Consider adopting a company-wide “holiday-mode” email policy. Addressing internal emails is one thing, but you can’t control everyone. Or can you? According to an August 13, 2014 Financial Times story, reported the next day in The Atlantic, Daimler’s “German employees can now choose to have all their incoming emails automatically deleted when they are on holiday so they do not return to a bulging in-box. The sender is notified by the “Mail on Holiday” assistant that the email has not been received and is invited to contact a nominated substitute instead. Employees can therefore return from their summer vacation to an empty inbox. ‘Our employees should relax on holiday and not read work-related emails,’ said Wilfried Porth, board member for human resources. ‘With Mail on Holiday they start back after the holidays with a clean desk. There is no traffic jam in their inbox. That is an emotional relief.’”

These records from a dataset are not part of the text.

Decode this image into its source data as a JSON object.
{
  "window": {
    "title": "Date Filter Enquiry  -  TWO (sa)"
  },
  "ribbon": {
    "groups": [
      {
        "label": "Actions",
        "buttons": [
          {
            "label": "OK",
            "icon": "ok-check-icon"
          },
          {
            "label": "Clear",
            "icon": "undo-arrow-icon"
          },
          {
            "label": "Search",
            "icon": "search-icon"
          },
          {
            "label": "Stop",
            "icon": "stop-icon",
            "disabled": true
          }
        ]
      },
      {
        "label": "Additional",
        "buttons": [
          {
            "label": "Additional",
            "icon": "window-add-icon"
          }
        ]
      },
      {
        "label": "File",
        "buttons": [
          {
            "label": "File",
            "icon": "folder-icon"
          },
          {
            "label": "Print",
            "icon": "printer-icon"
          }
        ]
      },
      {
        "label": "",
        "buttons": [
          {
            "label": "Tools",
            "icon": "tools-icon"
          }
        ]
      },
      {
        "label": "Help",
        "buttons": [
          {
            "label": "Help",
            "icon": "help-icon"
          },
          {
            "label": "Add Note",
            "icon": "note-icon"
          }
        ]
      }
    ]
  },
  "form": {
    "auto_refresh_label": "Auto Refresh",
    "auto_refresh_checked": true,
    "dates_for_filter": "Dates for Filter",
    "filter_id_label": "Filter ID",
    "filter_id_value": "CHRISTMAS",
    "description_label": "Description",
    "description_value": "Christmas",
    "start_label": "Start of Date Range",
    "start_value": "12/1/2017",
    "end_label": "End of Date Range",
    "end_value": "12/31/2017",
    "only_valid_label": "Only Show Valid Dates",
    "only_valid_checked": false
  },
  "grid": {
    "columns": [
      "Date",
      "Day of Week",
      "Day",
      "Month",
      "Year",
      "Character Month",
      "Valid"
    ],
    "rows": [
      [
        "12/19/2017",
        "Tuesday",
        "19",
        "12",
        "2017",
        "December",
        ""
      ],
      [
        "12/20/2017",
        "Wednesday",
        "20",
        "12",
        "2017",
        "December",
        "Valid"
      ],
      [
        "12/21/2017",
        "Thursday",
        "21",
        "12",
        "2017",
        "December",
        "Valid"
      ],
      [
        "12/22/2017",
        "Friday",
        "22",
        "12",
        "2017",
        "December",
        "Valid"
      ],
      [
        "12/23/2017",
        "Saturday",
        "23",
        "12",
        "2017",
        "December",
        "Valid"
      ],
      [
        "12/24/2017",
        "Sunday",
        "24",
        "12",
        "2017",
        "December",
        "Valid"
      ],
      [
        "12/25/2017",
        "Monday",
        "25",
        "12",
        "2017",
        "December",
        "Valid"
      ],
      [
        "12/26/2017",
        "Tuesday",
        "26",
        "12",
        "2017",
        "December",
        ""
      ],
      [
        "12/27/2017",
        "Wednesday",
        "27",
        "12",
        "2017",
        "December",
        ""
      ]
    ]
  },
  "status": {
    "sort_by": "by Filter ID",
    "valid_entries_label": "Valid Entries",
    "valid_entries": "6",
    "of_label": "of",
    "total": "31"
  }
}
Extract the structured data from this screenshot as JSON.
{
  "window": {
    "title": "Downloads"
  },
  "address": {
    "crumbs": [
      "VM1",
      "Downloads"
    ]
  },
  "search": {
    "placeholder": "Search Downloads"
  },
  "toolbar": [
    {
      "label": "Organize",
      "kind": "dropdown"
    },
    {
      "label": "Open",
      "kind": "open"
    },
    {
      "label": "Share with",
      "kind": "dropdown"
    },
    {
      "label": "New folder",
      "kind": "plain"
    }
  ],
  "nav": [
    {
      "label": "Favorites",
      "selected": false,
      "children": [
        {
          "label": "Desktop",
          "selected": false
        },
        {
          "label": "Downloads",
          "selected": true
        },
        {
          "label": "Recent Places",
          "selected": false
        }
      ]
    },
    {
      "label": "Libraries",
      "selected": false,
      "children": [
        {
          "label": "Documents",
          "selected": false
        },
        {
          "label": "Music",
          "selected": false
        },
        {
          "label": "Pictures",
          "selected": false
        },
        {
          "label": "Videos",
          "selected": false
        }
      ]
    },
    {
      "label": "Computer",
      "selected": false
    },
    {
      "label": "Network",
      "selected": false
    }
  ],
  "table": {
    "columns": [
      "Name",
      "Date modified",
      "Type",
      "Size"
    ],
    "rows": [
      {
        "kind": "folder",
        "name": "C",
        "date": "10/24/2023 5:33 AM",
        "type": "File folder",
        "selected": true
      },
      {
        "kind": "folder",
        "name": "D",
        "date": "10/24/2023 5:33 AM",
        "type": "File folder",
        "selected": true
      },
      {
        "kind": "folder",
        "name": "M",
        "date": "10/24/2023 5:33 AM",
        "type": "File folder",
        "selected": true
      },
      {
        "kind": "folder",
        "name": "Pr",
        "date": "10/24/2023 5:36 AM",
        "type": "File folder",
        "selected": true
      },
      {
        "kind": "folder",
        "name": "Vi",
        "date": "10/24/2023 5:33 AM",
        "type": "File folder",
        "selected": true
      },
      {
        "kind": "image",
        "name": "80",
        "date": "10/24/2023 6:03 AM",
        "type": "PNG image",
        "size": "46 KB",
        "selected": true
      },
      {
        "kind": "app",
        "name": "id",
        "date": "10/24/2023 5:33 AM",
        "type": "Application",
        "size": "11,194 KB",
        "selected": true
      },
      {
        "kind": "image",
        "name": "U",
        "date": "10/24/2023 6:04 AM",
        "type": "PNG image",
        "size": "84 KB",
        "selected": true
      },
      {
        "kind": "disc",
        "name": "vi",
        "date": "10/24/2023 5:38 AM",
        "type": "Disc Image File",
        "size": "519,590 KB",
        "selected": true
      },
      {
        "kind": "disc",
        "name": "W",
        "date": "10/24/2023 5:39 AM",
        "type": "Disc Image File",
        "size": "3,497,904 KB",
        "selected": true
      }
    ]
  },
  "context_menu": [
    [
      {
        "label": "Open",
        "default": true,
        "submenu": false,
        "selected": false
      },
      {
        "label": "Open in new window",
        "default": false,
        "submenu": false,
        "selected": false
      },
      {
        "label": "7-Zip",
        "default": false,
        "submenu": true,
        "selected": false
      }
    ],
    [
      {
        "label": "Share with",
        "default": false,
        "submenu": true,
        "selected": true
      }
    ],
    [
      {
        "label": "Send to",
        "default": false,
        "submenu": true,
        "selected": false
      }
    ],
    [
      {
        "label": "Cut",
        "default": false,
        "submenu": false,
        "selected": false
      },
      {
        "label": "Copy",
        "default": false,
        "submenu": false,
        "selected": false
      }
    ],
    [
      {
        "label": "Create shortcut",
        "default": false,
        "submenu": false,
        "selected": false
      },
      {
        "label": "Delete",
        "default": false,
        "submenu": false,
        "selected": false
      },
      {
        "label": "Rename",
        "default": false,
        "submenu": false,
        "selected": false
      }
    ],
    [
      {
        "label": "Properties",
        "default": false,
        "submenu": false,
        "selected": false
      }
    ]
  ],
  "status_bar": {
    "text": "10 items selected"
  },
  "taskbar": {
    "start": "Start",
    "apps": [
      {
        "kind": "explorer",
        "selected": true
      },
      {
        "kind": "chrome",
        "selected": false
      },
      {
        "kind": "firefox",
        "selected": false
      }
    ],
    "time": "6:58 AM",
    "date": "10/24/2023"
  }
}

“But there is no one who can do my job while I am gone,” you will say. Should that be true, your employer will need to make decisions about whose email can be shut off and whose cannot. But perhaps discussing this in the context of your company’s “Mail on Holiday” initiative will motivate your employer to job-share more effectively. Either result is a good one. Again, quoting The New York Times, “If this can happen in precision-mad, high-productivity Germany, could it happen in the United States? Absolutely.”
Consider setting up a no-response zone. If your company can’t go as far as the Daimler model, perhaps your company could create electronic rule that would respond to non-personal texts or emails with a statement that responses will not be provided outside of normal working hours. Had my law firm done so, the 9:42 PM Friday night texter would have received a kind reminder that I would respond on Monday.
Create a known environment of separation. Regardless of how your company decides to treat electronic communications, your Company must tell their employees and those with whom their employees communicate electronically exactly what is important and what is not. Otherwise every text, every telephone message and every email seems to bear equal weight. Consider creating a “How I Will Respond” link in your signature line (and out-of-office reply) which will open your company policy on responding to electronic communications. Perhaps the policy will state something like:
- The most important communications I receive, and that I take anywhere and respond to any time, are from parents, spouse/partner, adult children and from those taking charge of my minor children. (Young children, consultants claim, are not capable of electronic restraint so your company’s policy must ask, the thinking goes, that employees ignore these juvenile technology junkies during work.)
- The second-most-important communication I receive is a text or email from my direct superiors or from my peers within my decision-making team. I stop what I am doing to read these and respond immediately, if necessary.
- Thereafter, everything else is either work-related or relational.o I respond to work-related communications only during my company’s ordinary business hours. I respond to them in the order of their importance, not when they are received. (Any “we respond to all emails within 24 hours” or similar policies must be repealed if you adopt this plan.)
o Relational emails, texts and voicemails such as those from my friends or about personal matters, appointments or the like, I will respond to only when I am on a break or after-hours.
- I do not respond to either work or relational electronic communication while I am on vacation, unless a true emergency.”